Historical population
| Census | Pop. | Note | %± |
| 1880 | 867 |  | — |
| 1890 | 1,138 |  | 31.3% |
| 1900 | 1,160 |  | 1.9% |
| 1910 | 1,194 |  | 2.9% |
| 1920 | 1,551 |  | 29.9% |
| 1930 | 1,525 |  | −1.7% |
| 1940 | 1,314 |  | −13.8% |
| 1950 | 1,519 |  | 15.6% |
| 1960 | 1,523 |  | 0.3% |
| 1970 | 1,565 |  | 2.8% |
| 1980 | 1,546 |  | −1.2% |
| 1990 | 1,430 |  | −7.5% |
| 2000 | 1,423 |  | −0.5% |
| 2010 | 1,217 |  | −14.5% |
| 2020 | 998 |  | −18.0% |
U.S. Decennial Census

===2010 census===
As of the census of 2010, there were 1,217 people, 446 households, and 289 families residing in the city. The population density was 790.3 PD/sqmi. There were 564 housing units at an average density of 366.2 /sqmi. The racial makeup of the city was 95.6% White, 2.8% African American, 0.5% Native American, 0.1% Pacific Islander, 0.2% from other races, and 0.8% from two or more races. Hispanic or Latino of any race were 0.7% of the population.

There were 446 households, of which 34.1% had children under the age of 18 living with them, 47.1% were married couples living together, 11.2% had a female householder with no husband present, 6.5% had a male householder with no wife present, and 35.2% were non-families. 31.2% of all households were made up of individuals, and 15.5% had someone living alone who was 65 years of age or older. The average household size was 2.54 and the average family size was 3.15.

The median age in the city was 41 years. 25.9% of residents were under the age of 18; 6.2% were between the ages of 18 and 24; 22.2% were from 25 to 44; 24.6% were from 45 to 64; and 21.2% were 65 years of age or older. The gender makeup of the city was 49.5% male and 50.5% female.

===2000 census===
As of the census of 2000, there were 1,423 people, 533 households, and 346 families residing in the city. The population density was 999.8 PD/sqmi. There were 604 housing units at an average density of 424.4 /sqmi. The racial makeup of the city was 93.18% White, 4.43% African American, 0.21% Native American, 0.07% Asian, 0.35% from other races, and 1.76% from two or more races. Hispanic or Latino of any race were 1.05% of the population.

There were 533 households, out of which 32.6% had children under the age of 18 living with them, 49.9% were married couples living together, 11.4% had a female householder with no husband present, and 34.9% were non-families. 30.4% of all households were made up of individuals, and 15.6% had someone living alone who was 65 years of age or older. The average household size was 2.48 and the average family size was 3.08.

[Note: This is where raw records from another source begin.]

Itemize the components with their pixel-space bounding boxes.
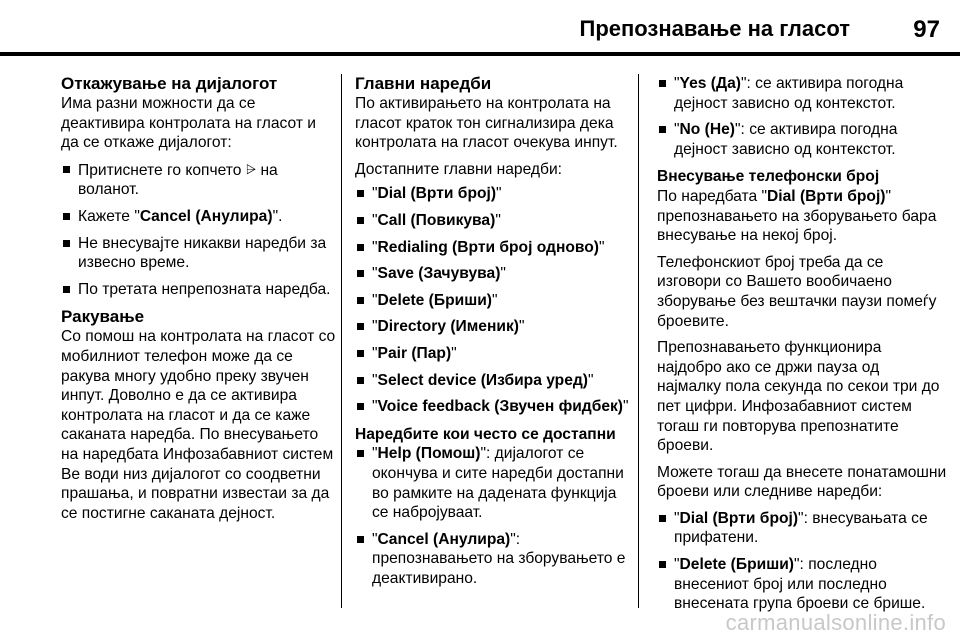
item-text: ". [272,207,283,225]
list-item: Не внесувајте никакви наредби за извесно време. [61,234,336,273]
item-text: : дијалогот се окончува и сите наредби достапни во рамките на дадената функција се набројуваат. [372,445,624,522]
command-name: Call (Повикува) [377,211,496,229]
column-divider [341,74,342,608]
cancel-options-list [61,160,336,300]
list-item: "Call (Повикува)" [355,211,630,231]
item-text: : се активира погодна дејност зависно од контекстот. [674,121,898,158]
list-item: "Save (Зачувува)" [355,264,630,284]
item-text: : внесувањата се прифатени. [674,509,928,547]
list-item [61,207,336,227]
page-title: Препознавање на гласот [579,16,850,41]
paragraph: Препознавањето функционира најдобро ако се држи пауза од најмалку пола секунда по секои три до пет цифри. Инфозабавниот систем тогаш ги повторува препознатите броеви. [657,339,940,455]
list-item: "Directory (Именик)" [355,317,630,337]
item-text: Притиснете го копчето [78,161,246,179]
list-item: "No (Не)": се активира погодна дејност зависно од контекстот. [657,120,947,159]
command-name: Dial (Врти број) [679,509,799,527]
command-name: Select device (Избира уред) [377,371,588,389]
section-intro: По активирањето на контролата на гласот краток тон сигнализира дека контролата на гласот очекува инпут. [355,95,618,152]
watermark: carmanualsonline.info [725,610,946,635]
command-name: Yes (Да) [679,75,741,92]
number-commands-list [657,509,947,614]
list-item: По третата непрепозната наредба. [61,280,336,300]
common-commands-list-continued [657,74,947,159]
section-heading-common-commands: Наредбите кои често се достапни [355,425,616,443]
column-divider [638,74,639,608]
section-heading-enter-number: Внесување телефонски број [657,168,880,186]
list-item: "Cancel (Анулира)": препознавањето на зборувањето е деактивирано. [355,530,630,589]
list-item: "Delete (Бриши)" [355,291,630,311]
command-name: No (Не) [679,121,735,139]
section-intro [657,187,947,246]
section-heading-cancel-dialog: Откажување на дијалогот [61,74,278,93]
column-right [657,74,947,622]
list-item: "Delete (Бриши)": последно внесениот број или последно внесената група броеви се брише. [657,555,947,614]
item-text: : се активира погодна дејност зависно од контекстот. [674,75,904,112]
column-left [61,74,336,530]
section-heading-main-commands: Главни наредби [355,74,492,93]
list-item [61,160,336,200]
item-text: на воланот. [78,161,278,199]
list-item: "Select device (Избира уред)" [355,371,630,391]
main-commands-list [355,184,630,416]
list-item: "Dial (Врти број)" [355,184,630,204]
paragraph: Телефонскиот број треба да се изговори со Вашето вообичаено зборување без вештачки паузи помеѓу броевите. [657,253,937,330]
section-body: Со помош на контролата на гласот со мобилниот телефон може да се ракува многу удобно преку звучен инпут. Доволно е да се активира контролата на гласот и да се каже саканата наредба. По внесувањето на наредбата Инфозабавниот систем Ве води низ дијалогот со соодветни прашања, и повратни известаи за да се постигне саканата дејност. [61,328,336,522]
item-text: : препознавањето на зборувањето е деактивирано. [372,530,626,587]
command-name: Dial (Врти број) [377,185,497,203]
header-divider [0,52,960,56]
command-name: Delete (Бриши) [377,291,492,309]
command-name: Redialing (Врти број одново) [377,238,599,256]
command-name: Dial (Врти број) [767,187,886,205]
command-name: Save (Зачувува) [377,265,501,283]
command-name: Delete (Бриши) [679,556,794,574]
page-number: 97 [913,16,940,43]
command-name: Voice feedback (Звучен фидбек) [377,398,624,416]
section-intro: Има разни можности да се деактивира контролата на гласот и да се откаже дијалогот: [61,95,317,152]
command-name: Pair (Пар) [377,344,452,362]
item-text: : последно внесениот број или последно внесената група броеви се брише. [674,556,926,613]
item-text: " препознавањето на зборувањето бара внесување на некој број. [657,187,937,245]
command-name: Cancel (Анулира) [139,207,273,225]
command-name: Directory (Именик) [377,318,519,336]
list-intro: Достапните главни наредби: [355,160,562,178]
list-item: "Yes (Да)": се активира погодна дејност зависно од контекстот. [657,74,947,113]
item-text: Кажете " [78,207,140,225]
command-name: Help (Помош) [377,445,481,463]
common-commands-list [355,444,630,588]
column-middle [355,74,630,596]
section-heading-operation: Ракување [61,307,145,327]
steering-wheel-button-icon: ⩥ [245,161,257,177]
list-item: "Pair (Пар)" [355,344,630,364]
list-item: "Help (Помош)": дијалогот се окончува и сите наредби достапни во рамките на дадената функција се набројуваат. [355,444,630,522]
list-item: "Dial (Врти број)": внесувањата се прифатени. [657,509,947,548]
item-text: По наредбата " [657,187,768,205]
command-name: Cancel (Анулира) [377,530,511,548]
list-item: "Redialing (Врти број одново)" [355,238,630,258]
page-header [0,0,960,46]
paragraph: Можете тогаш да внесете понатамошни броеви или следниве наредби: [657,463,947,501]
list-item: "Voice feedback (Звучен фидбек)" [355,397,630,417]
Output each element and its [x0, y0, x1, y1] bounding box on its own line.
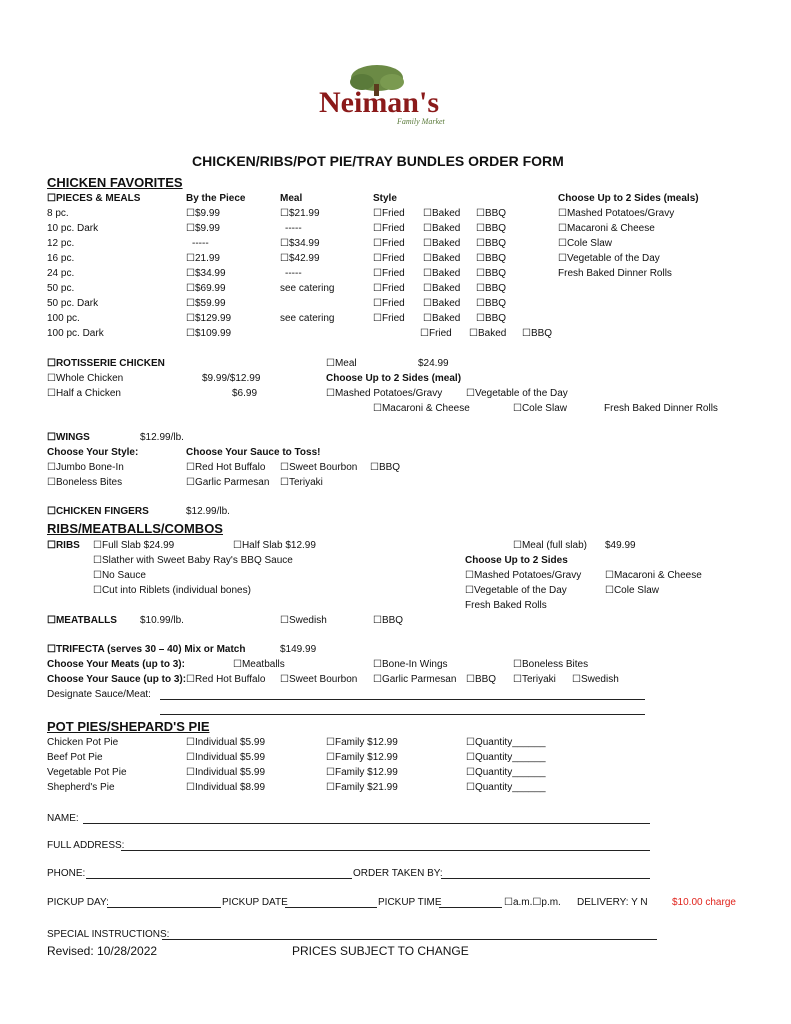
ribs-meal-price: $49.99 — [605, 540, 636, 551]
tri-swedish-checkbox[interactable]: ☐Swedish — [572, 674, 619, 685]
side-mashed-checkbox[interactable]: ☐Mashed Potatoes/Gravy — [558, 208, 675, 219]
quantity-checkbox[interactable]: ☐Quantity______ — [466, 752, 546, 763]
bbq-checkbox[interactable]: ☐BBQ — [476, 298, 507, 309]
full-slab-checkbox[interactable]: ☐Full Slab $24.99 — [93, 540, 175, 551]
bbq-checkbox[interactable]: ☐BBQ — [476, 238, 507, 249]
family-checkbox[interactable]: ☐Family $21.99 — [326, 782, 398, 793]
piece-checkbox[interactable]: ☐$59.99 — [186, 298, 226, 309]
tri-meatballs-checkbox[interactable]: ☐Meatballs — [233, 659, 285, 670]
tri-wings-checkbox[interactable]: ☐Bone-In Wings — [373, 659, 448, 670]
jumbo-checkbox[interactable]: ☐Jumbo Bone-In — [47, 462, 124, 473]
row-name: 12 pc. — [47, 238, 75, 249]
wings-sauce-label: Choose Your Sauce to Toss! — [186, 447, 321, 458]
tri-garlic-checkbox[interactable]: ☐Garlic Parmesan — [373, 674, 457, 685]
piece-checkbox[interactable]: ☐$9.99 — [186, 223, 220, 234]
side-veg-checkbox[interactable]: ☐Vegetable of the Day — [558, 253, 660, 264]
half-slab-checkbox[interactable]: ☐Half Slab $12.99 — [233, 540, 316, 551]
page-title: CHICKEN/RIBS/POT PIE/TRAY BUNDLES ORDER FORM — [192, 153, 564, 169]
meal-checkbox[interactable]: ☐$34.99 — [280, 238, 320, 249]
name-label: NAME: — [47, 813, 79, 824]
side-mac-checkbox[interactable]: ☐Macaroni & Cheese — [558, 223, 655, 234]
wings-bbq-checkbox[interactable]: ☐BBQ — [370, 462, 401, 473]
ribs-rolls-text: Fresh Baked Rolls — [465, 600, 547, 611]
piece-checkbox[interactable]: ☐$34.99 — [186, 268, 226, 279]
fried-checkbox[interactable]: ☐Fried — [373, 223, 405, 234]
section-heading-ribs: RIBS/MEATBALLS/COMBOS — [47, 521, 223, 536]
row-name: 10 pc. Dark — [47, 223, 99, 234]
logo-name: Neiman's — [319, 86, 439, 119]
ribs-slaw-checkbox[interactable]: ☐Cole Slaw — [605, 585, 659, 596]
tri-boneless-checkbox[interactable]: ☐Boneless Bites — [513, 659, 589, 670]
fried-checkbox[interactable]: ☐Fried — [373, 298, 405, 309]
pickup-date-label: PICKUP DATE — [222, 897, 288, 908]
fried-checkbox[interactable]: ☐Fried — [420, 328, 452, 339]
bbq-checkbox[interactable]: ☐BBQ — [476, 208, 507, 219]
special-instructions-field[interactable] — [162, 939, 657, 940]
delivery-options[interactable]: DELIVERY: Y N — [577, 897, 648, 908]
row-name: 100 pc. Dark — [47, 328, 104, 339]
pickup-time-field[interactable] — [439, 907, 502, 908]
row-name: 50 pc. — [47, 283, 75, 294]
family-checkbox[interactable]: ☐Family $12.99 — [326, 767, 398, 778]
teriyaki-checkbox[interactable]: ☐Teriyaki — [280, 477, 323, 488]
row-name: Vegetable Pot Pie — [47, 767, 127, 778]
designate-line-2[interactable] — [160, 714, 645, 715]
quantity-checkbox[interactable]: ☐Quantity______ — [466, 767, 546, 778]
fingers-price: $12.99/lb. — [186, 506, 230, 517]
name-field[interactable] — [83, 823, 650, 824]
row-name: 100 pc. — [47, 313, 80, 324]
half-chicken-price: $6.99 — [232, 388, 258, 399]
trifecta-checkbox[interactable]: ☐TRIFECTA (serves 30 – 40) Mix or Match — [47, 644, 246, 655]
row-name: 16 pc. — [47, 253, 75, 264]
bourbon-checkbox[interactable]: ☐Sweet Bourbon — [280, 462, 358, 473]
quantity-checkbox[interactable]: ☐Quantity______ — [466, 782, 546, 793]
ribs-sides-label: Choose Up to 2 Sides — [465, 555, 568, 566]
nosauce-checkbox[interactable]: ☐No Sauce — [93, 570, 146, 581]
pickup-date-field[interactable] — [285, 907, 377, 908]
wings-price: $12.99/lb. — [140, 432, 184, 443]
fried-checkbox[interactable]: ☐Fried — [373, 283, 405, 294]
wings-checkbox[interactable]: ☐WINGS — [47, 432, 90, 443]
col-header-meal: Meal — [280, 193, 303, 204]
order-taken-label: ORDER TAKEN BY: — [353, 868, 443, 879]
bbq-checkbox[interactable]: ☐BBQ — [476, 283, 507, 294]
row-name: 8 pc. — [47, 208, 69, 219]
quantity-checkbox[interactable]: ☐Quantity______ — [466, 737, 546, 748]
trifecta-sauce-label: Choose Your Sauce (up to 3): — [47, 674, 187, 685]
designate-label: Designate Sauce/Meat: — [47, 689, 151, 700]
prices-note: PRICES SUBJECT TO CHANGE — [292, 944, 469, 958]
baked-checkbox[interactable]: ☐Baked — [423, 313, 461, 324]
rot-rolls-text: Fresh Baked Dinner Rolls — [604, 403, 718, 414]
designate-line-1[interactable] — [160, 699, 645, 700]
individual-checkbox[interactable]: ☐Individual $8.99 — [186, 782, 266, 793]
pickup-time-label: PICKUP TIME — [378, 897, 442, 908]
ribs-checkbox[interactable]: ☐RIBS — [47, 540, 80, 551]
individual-checkbox[interactable]: ☐Individual $5.99 — [186, 767, 266, 778]
fried-checkbox[interactable]: ☐Fried — [373, 238, 405, 249]
rotisserie-meal-price: $24.99 — [418, 358, 449, 369]
bbq-checkbox[interactable]: ☐BBQ — [476, 253, 507, 264]
tri-bourbon-checkbox[interactable]: ☐Sweet Bourbon — [280, 674, 358, 685]
individual-checkbox[interactable]: ☐Individual $5.99 — [186, 752, 266, 763]
piece-checkbox[interactable]: ☐$129.99 — [186, 313, 232, 324]
piece-dash: ----- — [192, 238, 209, 249]
ribs-veg-checkbox[interactable]: ☐Vegetable of the Day — [465, 585, 567, 596]
section-heading-potpies: POT PIES/SHEPARD'S PIE — [47, 719, 210, 734]
bbq-checkbox[interactable]: ☐BBQ — [522, 328, 553, 339]
meatballs-price: $10.99/lb. — [140, 615, 184, 626]
address-field[interactable] — [121, 850, 650, 851]
rot-mac-checkbox[interactable]: ☐Macaroni & Cheese — [373, 403, 470, 414]
fingers-checkbox[interactable]: ☐CHICKEN FINGERS — [47, 506, 149, 517]
col-header-piece: By the Piece — [186, 193, 246, 204]
logo — [317, 62, 477, 132]
fried-checkbox[interactable]: ☐Fried — [373, 208, 405, 219]
bbq-checkbox[interactable]: ☐BBQ — [476, 313, 507, 324]
meatballs-checkbox[interactable]: ☐MEATBALLS — [47, 615, 117, 626]
baked-checkbox[interactable]: ☐Baked — [423, 268, 461, 279]
meal-dash: ----- — [285, 268, 302, 279]
piece-checkbox[interactable]: ☐$69.99 — [186, 283, 226, 294]
revised-date: Revised: 10/28/2022 — [47, 944, 158, 958]
fried-checkbox[interactable]: ☐Fried — [373, 268, 405, 279]
meatballs-swedish-checkbox[interactable]: ☐Swedish — [280, 615, 327, 626]
piece-checkbox[interactable]: ☐21.99 — [186, 253, 220, 264]
ribs-mac-checkbox[interactable]: ☐Macaroni & Cheese — [605, 570, 702, 581]
individual-checkbox[interactable]: ☐Individual $5.99 — [186, 737, 266, 748]
baked-checkbox[interactable]: ☐Baked — [423, 253, 461, 264]
family-checkbox[interactable]: ☐Family $12.99 — [326, 752, 398, 763]
buffalo-checkbox[interactable]: ☐Red Hot Buffalo — [186, 462, 266, 473]
logo-tagline: Family Market — [397, 117, 445, 126]
phone-field[interactable] — [86, 878, 352, 879]
fried-checkbox[interactable]: ☐Fried — [373, 253, 405, 264]
meal-checkbox[interactable]: ☐$21.99 — [280, 208, 320, 219]
col-header-style: Style — [373, 193, 397, 204]
ribs-mashed-checkbox[interactable]: ☐Mashed Potatoes/Gravy — [465, 570, 582, 581]
bbq-checkbox[interactable]: ☐BBQ — [476, 268, 507, 279]
rot-mashed-checkbox[interactable]: ☐Mashed Potatoes/Gravy — [326, 388, 443, 399]
rotisserie-meal-checkbox[interactable]: ☐Meal — [326, 358, 357, 369]
baked-checkbox[interactable]: ☐Baked — [423, 208, 461, 219]
meal-note: see catering — [280, 283, 335, 294]
trifecta-meats-label: Choose Your Meats (up to 3): — [47, 659, 185, 670]
baked-checkbox[interactable]: ☐Baked — [423, 283, 461, 294]
section-heading-chicken: CHICKEN FAVORITES — [47, 175, 183, 190]
boneless-checkbox[interactable]: ☐Boneless Bites — [47, 477, 123, 488]
row-name: Chicken Pot Pie — [47, 737, 119, 748]
bbq-checkbox[interactable]: ☐BBQ — [476, 223, 507, 234]
tree-logo-icon — [317, 62, 477, 132]
wings-style-label: Choose Your Style: — [47, 447, 139, 458]
rot-veg-checkbox[interactable]: ☐Vegetable of the Day — [466, 388, 568, 399]
ribs-meal-checkbox[interactable]: ☐Meal (full slab) — [513, 540, 587, 551]
rotisserie-sides-label: Choose Up to 2 Sides (meal) — [326, 373, 462, 384]
tri-teriyaki-checkbox[interactable]: ☐Teriyaki — [513, 674, 556, 685]
rot-slaw-checkbox[interactable]: ☐Cole Slaw — [513, 403, 567, 414]
meatballs-bbq-checkbox[interactable]: ☐BBQ — [373, 615, 404, 626]
row-name: Beef Pot Pie — [47, 752, 103, 763]
side-rolls-text: Fresh Baked Dinner Rolls — [558, 268, 672, 279]
row-name: Shepherd's Pie — [47, 782, 115, 793]
whole-chicken-price: $9.99/$12.99 — [202, 373, 261, 384]
meal-note: see catering — [280, 313, 335, 324]
riblets-checkbox[interactable]: ☐Cut into Riblets (individual bones) — [93, 585, 251, 596]
special-instructions-label: SPECIAL INSTRUCTIONS: — [47, 929, 170, 940]
pickup-day-field[interactable] — [107, 907, 221, 908]
piece-checkbox[interactable]: ☐$9.99 — [186, 208, 220, 219]
row-name: 24 pc. — [47, 268, 75, 279]
phone-label: PHONE: — [47, 868, 86, 879]
meal-checkbox[interactable]: ☐$42.99 — [280, 253, 320, 264]
pickup-day-label: PICKUP DAY: — [47, 897, 109, 908]
baked-checkbox[interactable]: ☐Baked — [423, 223, 461, 234]
col-header-sides: Choose Up to 2 Sides (meals) — [558, 193, 699, 204]
baked-checkbox[interactable]: ☐Baked — [423, 298, 461, 309]
meal-dash: ----- — [285, 223, 302, 234]
row-name: 50 pc. Dark — [47, 298, 99, 309]
order-taken-field[interactable] — [441, 878, 650, 879]
whole-chicken-checkbox[interactable]: ☐Whole Chicken — [47, 373, 124, 384]
tri-bbq-checkbox[interactable]: ☐BBQ — [466, 674, 497, 685]
trifecta-price: $149.99 — [280, 644, 317, 655]
address-label: FULL ADDRESS: — [47, 840, 125, 851]
slather-checkbox[interactable]: ☐Slather with Sweet Baby Ray's BBQ Sauce — [93, 555, 293, 566]
baked-checkbox[interactable]: ☐Baked — [423, 238, 461, 249]
tri-buffalo-checkbox[interactable]: ☐Red Hot Buffalo — [186, 674, 266, 685]
half-chicken-checkbox[interactable]: ☐Half a Chicken — [47, 388, 121, 399]
baked-checkbox[interactable]: ☐Baked — [469, 328, 507, 339]
garlic-checkbox[interactable]: ☐Garlic Parmesan — [186, 477, 270, 488]
delivery-charge: $10.00 charge — [672, 897, 736, 908]
fried-checkbox[interactable]: ☐Fried — [373, 313, 405, 324]
pieces-meals-checkbox[interactable]: ☐PIECES & MEALS — [47, 193, 141, 204]
rotisserie-checkbox[interactable]: ☐ROTISSERIE CHICKEN — [47, 358, 165, 369]
side-slaw-checkbox[interactable]: ☐Cole Slaw — [558, 238, 612, 249]
ampm-checkboxes[interactable]: ☐a.m.☐p.m. — [504, 897, 561, 908]
piece-checkbox[interactable]: ☐$109.99 — [186, 328, 232, 339]
family-checkbox[interactable]: ☐Family $12.99 — [326, 737, 398, 748]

In the city, the population was spread out, with 26.7% under the age of 18, 7.7% from 18 to 24, 25.7% from 25 to 44, 18.3% from 45 to 64, and 21.6% who were 65 years of age or older. The median age was 38 years. For every 100 females, there were 91.0 males. For every 100 females age 18 and over, there were 83.3 males.

The median income for a household in the city was $27,260, and the median income for a family was $32,917. Males had a median income of $28,750 versus $18,750 for females. The per capita income for the city was $11,817. About 14.8% of families and 20.3% of the population were below the poverty line, including 31.7% of those under age 18 and 14.2% of those age 65 or over.

==Education==

Wellsville Public Library

Public education in Wellsville is administered by Wellsville-Middletown R-I School District. It covers the entire municipality.

Wellsville has a lending library, the Wellsville Public Library.